Sunday, June 20, 2010

Falling Down The Rabbit Hole

I can feel myself slipping and I don't like it. A week ago Dr. Olson told me that I was doing better. Now I'm not so sure. I'm having a hard time getting through a day without engaging in some kind of negative behavior. I keep telling myself to try harder but this is so much more difficult than anything that I could have imagined.
I don't think I expected recovery to be so hard when I took the first steps toward it a few months ago. There was still part of me that thought I could "just stop" if I wanted to badly enough, but it's becoming more and more obvious that I can't.
Every day is such a battle and I'm starting to get frustrated because I don't see myself making much progress. I feel like I should be further along than I am right now, and I feel like such a failure for being in this place. I can feel myself starting to get into a "fuck it" mindset where I convince myself that it's okay to do negative things because I've already done so much of it that "one more time won't matter."

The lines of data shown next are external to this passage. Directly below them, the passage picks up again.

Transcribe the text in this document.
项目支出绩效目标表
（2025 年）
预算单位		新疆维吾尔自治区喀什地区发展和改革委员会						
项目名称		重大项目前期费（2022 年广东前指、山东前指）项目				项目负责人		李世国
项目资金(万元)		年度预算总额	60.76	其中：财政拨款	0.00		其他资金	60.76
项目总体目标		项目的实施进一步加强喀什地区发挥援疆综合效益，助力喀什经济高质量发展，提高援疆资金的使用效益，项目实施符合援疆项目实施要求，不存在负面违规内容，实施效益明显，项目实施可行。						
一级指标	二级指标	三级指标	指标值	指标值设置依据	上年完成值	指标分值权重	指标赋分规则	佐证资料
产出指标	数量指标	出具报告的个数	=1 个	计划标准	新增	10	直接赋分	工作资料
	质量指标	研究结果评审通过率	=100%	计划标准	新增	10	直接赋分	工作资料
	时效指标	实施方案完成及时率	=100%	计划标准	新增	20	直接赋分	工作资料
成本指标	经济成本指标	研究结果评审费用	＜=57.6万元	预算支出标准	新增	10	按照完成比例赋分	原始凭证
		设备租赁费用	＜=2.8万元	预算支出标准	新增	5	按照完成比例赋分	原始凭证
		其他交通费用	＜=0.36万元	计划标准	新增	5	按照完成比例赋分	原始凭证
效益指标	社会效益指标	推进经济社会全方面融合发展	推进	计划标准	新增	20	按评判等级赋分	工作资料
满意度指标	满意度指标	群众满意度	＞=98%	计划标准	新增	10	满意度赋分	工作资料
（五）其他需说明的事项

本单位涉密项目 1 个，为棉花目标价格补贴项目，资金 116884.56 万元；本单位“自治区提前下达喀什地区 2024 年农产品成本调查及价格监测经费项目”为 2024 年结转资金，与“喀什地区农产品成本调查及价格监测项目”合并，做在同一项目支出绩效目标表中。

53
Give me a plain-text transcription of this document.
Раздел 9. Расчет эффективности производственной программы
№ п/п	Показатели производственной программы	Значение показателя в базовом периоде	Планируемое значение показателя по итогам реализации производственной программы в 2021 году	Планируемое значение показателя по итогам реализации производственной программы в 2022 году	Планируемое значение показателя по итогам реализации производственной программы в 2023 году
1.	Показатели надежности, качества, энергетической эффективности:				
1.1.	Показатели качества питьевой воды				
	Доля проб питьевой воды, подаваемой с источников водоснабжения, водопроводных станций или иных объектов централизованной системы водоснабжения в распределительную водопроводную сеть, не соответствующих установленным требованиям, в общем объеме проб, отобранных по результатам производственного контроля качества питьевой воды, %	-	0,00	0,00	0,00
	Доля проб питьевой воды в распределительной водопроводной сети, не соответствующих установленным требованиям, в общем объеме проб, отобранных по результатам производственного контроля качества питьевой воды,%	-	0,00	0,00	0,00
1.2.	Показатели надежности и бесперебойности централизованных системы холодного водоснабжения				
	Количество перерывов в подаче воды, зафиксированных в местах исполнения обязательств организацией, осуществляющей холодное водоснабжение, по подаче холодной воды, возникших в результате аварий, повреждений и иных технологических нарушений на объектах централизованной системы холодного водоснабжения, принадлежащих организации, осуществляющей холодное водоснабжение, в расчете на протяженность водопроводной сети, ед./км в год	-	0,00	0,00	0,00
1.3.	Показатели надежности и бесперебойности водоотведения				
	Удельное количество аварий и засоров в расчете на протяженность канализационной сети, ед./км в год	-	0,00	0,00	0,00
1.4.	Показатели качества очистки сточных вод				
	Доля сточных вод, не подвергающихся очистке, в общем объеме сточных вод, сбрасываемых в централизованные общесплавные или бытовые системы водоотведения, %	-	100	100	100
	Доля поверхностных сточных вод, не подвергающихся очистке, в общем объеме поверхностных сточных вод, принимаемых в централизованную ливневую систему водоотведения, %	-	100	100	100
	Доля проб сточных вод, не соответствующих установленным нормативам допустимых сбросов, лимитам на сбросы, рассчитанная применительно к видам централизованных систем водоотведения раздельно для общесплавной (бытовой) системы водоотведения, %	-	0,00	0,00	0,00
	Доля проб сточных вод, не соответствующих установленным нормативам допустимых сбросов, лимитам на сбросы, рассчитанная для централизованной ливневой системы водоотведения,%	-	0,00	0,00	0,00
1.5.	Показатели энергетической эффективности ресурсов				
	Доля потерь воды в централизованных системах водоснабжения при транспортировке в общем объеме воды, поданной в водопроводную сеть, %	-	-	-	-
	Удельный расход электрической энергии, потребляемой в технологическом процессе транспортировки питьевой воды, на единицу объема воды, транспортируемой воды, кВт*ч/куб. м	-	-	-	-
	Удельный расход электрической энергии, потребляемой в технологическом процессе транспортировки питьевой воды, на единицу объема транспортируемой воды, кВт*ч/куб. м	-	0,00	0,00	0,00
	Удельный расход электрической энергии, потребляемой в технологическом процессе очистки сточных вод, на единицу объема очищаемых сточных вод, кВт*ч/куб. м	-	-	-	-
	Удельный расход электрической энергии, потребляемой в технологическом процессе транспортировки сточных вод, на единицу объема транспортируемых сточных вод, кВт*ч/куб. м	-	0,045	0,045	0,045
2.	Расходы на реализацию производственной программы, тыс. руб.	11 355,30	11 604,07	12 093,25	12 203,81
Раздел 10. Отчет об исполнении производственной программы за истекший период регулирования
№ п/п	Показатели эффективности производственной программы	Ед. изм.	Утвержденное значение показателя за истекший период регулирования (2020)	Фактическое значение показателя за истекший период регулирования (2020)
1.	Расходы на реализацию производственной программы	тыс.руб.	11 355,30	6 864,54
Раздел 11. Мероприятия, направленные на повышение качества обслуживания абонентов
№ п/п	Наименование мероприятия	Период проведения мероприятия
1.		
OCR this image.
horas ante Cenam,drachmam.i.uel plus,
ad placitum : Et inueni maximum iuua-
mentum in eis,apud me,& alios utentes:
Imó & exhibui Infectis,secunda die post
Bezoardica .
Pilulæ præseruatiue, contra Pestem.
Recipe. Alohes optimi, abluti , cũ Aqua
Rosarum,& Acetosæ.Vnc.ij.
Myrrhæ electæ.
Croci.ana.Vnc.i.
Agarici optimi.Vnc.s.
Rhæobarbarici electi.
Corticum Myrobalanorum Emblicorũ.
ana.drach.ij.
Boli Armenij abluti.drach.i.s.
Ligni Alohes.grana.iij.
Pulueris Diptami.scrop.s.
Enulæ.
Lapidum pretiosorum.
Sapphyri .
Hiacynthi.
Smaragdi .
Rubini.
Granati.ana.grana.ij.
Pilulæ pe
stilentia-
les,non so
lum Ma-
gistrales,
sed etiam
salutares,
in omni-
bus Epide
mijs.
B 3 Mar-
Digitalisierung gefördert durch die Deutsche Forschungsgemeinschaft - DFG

I need to keep reminding myself that it does matter because it truly does. Each time I engage in these behaviors, it is a step back towards my old life and I never want to go back there.
I'm just struggling and I wish this wasn't so hard. I know that it takes a lot of work, and I'm going to keep fighting for sure, but boy do I wish that I could wake up tomorrow and have everything suddenly stop. Why can't it be that easy?